H&M schließt Geschäft in der Bremer Innenstadt

  • Filiale in der Sögestraße macht dicht
  • 30 Beschäftigte betroffen
  • Verdi fordert mehr Schutz von Angestellten
Die Buchstaben H und M an einem Haus
In der Filiale an der Sögestraße arbeiten knapp 30 Menschen. Bild: Radio Bremen

Die Modekette H&M schließt eine von zwei Filialen in der Bremer Innenstadt.
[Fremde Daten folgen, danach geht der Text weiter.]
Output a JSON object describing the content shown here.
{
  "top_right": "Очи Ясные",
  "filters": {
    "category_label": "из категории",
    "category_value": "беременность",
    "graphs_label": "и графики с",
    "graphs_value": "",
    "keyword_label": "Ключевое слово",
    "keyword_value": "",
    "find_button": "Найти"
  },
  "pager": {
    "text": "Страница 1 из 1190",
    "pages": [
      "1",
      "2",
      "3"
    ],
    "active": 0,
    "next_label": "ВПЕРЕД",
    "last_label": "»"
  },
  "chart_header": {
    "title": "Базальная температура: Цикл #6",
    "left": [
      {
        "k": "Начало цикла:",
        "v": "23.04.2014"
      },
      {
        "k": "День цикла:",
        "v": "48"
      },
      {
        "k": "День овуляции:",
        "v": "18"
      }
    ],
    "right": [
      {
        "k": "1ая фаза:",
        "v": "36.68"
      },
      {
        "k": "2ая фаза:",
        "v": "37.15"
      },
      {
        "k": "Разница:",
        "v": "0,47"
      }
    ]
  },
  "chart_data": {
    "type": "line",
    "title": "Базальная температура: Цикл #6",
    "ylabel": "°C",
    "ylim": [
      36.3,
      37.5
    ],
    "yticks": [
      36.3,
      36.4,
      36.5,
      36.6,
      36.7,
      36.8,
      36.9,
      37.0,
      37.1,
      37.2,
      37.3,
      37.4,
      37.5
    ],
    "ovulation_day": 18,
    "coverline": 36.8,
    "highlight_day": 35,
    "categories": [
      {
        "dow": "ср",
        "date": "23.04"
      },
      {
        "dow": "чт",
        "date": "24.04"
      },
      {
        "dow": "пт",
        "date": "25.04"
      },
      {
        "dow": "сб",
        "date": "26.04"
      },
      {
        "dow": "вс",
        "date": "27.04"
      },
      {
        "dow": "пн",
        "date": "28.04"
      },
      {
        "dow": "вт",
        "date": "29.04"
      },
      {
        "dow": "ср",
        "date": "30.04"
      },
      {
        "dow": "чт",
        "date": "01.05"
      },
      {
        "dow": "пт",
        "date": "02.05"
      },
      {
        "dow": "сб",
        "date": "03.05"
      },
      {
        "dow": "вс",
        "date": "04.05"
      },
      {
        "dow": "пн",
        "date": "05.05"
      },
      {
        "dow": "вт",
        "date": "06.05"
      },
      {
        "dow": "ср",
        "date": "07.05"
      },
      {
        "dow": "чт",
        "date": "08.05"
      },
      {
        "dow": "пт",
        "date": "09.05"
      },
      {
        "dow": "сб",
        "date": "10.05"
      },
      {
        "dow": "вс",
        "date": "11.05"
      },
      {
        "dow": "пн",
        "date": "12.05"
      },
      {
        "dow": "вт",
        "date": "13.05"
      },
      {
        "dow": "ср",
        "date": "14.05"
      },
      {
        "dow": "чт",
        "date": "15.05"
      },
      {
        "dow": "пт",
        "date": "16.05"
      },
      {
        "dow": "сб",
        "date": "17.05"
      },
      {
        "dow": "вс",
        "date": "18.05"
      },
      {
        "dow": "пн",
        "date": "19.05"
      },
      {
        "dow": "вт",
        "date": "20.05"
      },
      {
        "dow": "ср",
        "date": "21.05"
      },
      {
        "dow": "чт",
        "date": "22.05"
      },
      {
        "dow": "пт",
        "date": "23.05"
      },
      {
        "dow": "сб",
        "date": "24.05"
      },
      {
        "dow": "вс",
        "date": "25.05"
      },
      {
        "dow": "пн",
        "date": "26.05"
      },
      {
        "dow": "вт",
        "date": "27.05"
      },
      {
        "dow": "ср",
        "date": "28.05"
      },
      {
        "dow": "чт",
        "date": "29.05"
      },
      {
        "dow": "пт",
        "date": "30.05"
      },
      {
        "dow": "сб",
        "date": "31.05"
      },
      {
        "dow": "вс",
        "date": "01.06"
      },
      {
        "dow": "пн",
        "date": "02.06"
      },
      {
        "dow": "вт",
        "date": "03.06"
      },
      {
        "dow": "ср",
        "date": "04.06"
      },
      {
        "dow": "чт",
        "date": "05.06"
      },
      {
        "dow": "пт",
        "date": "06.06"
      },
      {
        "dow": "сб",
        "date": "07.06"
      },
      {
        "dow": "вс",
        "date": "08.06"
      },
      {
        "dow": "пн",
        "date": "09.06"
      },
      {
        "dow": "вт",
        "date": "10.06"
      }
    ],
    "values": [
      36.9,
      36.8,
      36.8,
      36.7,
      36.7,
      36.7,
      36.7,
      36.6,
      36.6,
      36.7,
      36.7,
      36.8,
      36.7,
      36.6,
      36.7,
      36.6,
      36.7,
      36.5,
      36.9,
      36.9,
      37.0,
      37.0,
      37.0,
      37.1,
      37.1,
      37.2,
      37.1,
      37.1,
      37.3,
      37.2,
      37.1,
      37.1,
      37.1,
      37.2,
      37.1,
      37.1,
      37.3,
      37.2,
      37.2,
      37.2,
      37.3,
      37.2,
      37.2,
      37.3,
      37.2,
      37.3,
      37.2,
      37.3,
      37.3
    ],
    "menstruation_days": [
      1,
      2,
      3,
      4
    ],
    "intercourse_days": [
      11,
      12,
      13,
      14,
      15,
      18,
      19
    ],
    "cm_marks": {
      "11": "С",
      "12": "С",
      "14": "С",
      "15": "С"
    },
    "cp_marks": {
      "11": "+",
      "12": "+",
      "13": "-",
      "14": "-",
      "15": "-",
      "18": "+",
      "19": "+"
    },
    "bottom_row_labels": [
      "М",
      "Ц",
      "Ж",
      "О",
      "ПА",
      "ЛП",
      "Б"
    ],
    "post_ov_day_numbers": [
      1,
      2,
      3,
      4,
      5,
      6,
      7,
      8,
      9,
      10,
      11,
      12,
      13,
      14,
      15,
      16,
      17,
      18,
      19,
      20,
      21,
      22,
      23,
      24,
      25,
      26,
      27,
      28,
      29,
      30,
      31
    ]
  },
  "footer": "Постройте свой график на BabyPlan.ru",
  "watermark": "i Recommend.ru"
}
Bis Ende Oktober soll das Geschäft in der Sögestraße komplett dicht machen. Das bestätigt H&M auf Nachfrage von buten un binnen. Das Mode-Unternehmen habe sich demnach mit dem Vermieter nicht auf eine für beide Seiten akzeptable Miethöhe einigen können.

Trotz langer Verhandlungen ist es uns leider nicht gelungen, eine Miete zu verhandeln, die in einem gesunden Verhältnis zu unserem Umsatz in unserem Geschäft in der Bremer Sögestraße steht.

Jennifer Kaz, Pressesprecherin H&M

Trotz langer Verhandlungen sei es nicht gelungen, "eine Miete zu verhandeln, die in einem gesunden Verhältnis zu unserem Umsatz in unserem Geschäft in der Bremer Sögestraße steht".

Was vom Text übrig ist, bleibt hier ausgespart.